Preliminary plans show a park that would cost $1.6 million. Even with the possibility of donations and grants, supervisors and park committee members agreed that that price tag may not be realistic.
“This is just a starting point with everything included,” said Jim Naret, a project manager with Gateway Engineers Inc., the township’s engineer.
That number would include a parking area, playground, stage with seating, picnic shelter, and an 8-foot-wide wooden boardwalk.
“The amenities are expensive,” he said.
Site prep and paving are estimated at $100,000 each, and the township also has to be careful with nearby wetlands.
The township still has to determine how the project would be funded, and supervisors and committee members went back and forth on questioning whether residents and visitors would be interested in a park.
Committee member Jason Schepp asked if a park would be worth it, considering there are parks in Grove City and Slippery Rock.
The current goal is to determine what features the park should have, and it could be done in phases, said John Trant, the township’s acting administrator.
These kinds of projects get bigger, not smaller, and the township also needs to consider liability insurance and maintenance and security costs, Schepp said.
Many township projects have a big price tag, but there are grants out there, said Rick Dillaman, chair of the board of supervisors.
“How can we stitch it together?” he asked.
The township doesn’t intend to spend $1.6 million on a park, and supervisors need to determine whether it’s worthwhile for the future, Dillaman said, noting that he hears residents say “there’s nothing to do” in Springfield.
“I’ve always wanted a park,” Supervisor Dave Swartz said.
Kids want to play mini golf, go swimming, or play indoors, said Schepp, who wants to make the best decision for the next generation.

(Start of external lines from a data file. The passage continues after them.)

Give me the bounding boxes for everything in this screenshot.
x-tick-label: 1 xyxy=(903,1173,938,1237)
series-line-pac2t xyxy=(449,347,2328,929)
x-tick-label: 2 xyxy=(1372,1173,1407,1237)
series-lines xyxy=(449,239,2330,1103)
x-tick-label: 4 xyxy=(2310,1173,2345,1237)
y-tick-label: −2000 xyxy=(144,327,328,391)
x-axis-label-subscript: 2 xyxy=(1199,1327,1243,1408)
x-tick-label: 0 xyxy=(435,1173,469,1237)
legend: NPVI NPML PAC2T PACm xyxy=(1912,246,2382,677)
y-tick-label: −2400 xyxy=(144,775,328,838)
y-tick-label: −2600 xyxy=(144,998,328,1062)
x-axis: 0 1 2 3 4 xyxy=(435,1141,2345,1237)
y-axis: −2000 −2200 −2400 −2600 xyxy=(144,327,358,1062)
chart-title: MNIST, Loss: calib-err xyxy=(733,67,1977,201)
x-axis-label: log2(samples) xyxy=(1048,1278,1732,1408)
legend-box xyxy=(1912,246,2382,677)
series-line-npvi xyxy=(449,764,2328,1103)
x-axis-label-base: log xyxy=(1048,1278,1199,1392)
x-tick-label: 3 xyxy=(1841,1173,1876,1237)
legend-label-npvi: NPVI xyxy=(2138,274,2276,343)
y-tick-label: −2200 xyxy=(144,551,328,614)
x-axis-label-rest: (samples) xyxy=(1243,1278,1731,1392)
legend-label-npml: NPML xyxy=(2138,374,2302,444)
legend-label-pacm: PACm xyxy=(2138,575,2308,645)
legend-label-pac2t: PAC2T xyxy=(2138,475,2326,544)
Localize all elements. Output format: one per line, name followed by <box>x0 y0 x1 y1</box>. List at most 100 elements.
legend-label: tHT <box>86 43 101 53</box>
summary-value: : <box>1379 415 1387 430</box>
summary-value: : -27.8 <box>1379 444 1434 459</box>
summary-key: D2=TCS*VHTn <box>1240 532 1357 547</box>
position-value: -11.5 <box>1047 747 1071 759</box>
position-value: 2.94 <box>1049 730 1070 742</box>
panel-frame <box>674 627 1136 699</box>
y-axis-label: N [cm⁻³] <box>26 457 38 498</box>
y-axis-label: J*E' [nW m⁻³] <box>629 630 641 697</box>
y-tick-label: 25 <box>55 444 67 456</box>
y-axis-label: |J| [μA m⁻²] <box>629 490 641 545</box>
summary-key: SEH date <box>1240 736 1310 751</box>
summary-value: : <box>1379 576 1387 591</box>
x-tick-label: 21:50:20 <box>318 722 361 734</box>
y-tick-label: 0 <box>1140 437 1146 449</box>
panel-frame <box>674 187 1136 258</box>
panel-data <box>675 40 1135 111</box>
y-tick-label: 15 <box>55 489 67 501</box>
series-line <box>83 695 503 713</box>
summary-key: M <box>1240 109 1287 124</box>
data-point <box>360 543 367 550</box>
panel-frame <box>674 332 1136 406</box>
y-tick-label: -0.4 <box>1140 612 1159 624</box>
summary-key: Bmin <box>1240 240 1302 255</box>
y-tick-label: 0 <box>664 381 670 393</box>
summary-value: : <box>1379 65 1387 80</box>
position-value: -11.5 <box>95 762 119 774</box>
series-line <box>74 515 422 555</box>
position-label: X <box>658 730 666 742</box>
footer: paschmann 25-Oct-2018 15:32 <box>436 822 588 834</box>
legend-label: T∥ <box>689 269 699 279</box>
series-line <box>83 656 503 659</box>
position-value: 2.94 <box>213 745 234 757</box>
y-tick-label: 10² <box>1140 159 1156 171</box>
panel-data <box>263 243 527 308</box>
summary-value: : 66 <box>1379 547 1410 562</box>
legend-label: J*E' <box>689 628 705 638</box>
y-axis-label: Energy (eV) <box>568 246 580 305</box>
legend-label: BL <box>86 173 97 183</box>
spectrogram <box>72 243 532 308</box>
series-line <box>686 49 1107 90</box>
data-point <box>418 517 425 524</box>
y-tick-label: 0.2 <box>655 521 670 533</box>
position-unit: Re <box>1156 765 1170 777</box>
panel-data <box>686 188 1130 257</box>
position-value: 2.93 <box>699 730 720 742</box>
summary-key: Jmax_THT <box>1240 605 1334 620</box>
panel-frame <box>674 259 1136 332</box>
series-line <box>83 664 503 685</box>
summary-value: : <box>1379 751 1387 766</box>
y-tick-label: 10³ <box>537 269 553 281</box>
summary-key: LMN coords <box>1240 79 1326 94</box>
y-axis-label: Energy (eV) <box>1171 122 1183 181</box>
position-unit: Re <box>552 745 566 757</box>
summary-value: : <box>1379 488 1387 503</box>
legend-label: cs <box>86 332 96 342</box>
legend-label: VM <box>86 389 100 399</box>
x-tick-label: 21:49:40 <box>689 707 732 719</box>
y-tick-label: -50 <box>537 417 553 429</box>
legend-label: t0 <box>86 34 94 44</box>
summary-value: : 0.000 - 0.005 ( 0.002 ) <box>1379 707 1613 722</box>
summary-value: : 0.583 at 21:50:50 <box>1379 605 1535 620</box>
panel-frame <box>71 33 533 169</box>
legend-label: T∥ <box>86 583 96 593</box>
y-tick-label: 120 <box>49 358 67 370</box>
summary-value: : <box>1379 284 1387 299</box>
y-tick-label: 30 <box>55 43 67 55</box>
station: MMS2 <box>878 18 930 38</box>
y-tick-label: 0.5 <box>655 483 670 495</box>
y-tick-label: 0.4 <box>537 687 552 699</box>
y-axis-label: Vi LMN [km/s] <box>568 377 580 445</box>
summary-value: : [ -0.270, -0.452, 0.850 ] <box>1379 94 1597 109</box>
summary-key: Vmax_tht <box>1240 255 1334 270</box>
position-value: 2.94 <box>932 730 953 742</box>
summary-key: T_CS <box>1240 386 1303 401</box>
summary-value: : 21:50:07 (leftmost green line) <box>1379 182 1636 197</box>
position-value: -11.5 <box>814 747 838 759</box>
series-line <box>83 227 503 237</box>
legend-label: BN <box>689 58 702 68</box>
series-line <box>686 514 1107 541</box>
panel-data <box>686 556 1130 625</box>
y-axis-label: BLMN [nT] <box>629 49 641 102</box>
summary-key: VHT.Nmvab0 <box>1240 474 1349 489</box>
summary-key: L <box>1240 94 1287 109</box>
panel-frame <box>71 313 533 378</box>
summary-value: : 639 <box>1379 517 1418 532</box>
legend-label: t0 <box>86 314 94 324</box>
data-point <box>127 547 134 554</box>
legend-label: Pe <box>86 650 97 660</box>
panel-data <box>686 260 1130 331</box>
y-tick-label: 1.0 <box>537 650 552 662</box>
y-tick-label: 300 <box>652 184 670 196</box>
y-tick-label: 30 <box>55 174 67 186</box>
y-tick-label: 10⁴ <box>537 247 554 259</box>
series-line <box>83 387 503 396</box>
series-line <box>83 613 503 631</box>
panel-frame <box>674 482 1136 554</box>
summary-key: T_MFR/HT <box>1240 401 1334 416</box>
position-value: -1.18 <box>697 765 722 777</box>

“I wish kids went outside and played all the time,” he said.
The community is aging, and Swartz said he can picture older residents walking in the park; the township needs to create opportunities for them, too.
The project could start small with a parking area, a picnic shelter, and bathroom near the township’s multi-modal trail, which will come up behind the municipal building, said Rhonda McClelland, Springfield’s office manager.
Park committee members agreed to meet again soon to decide how they want to proceed.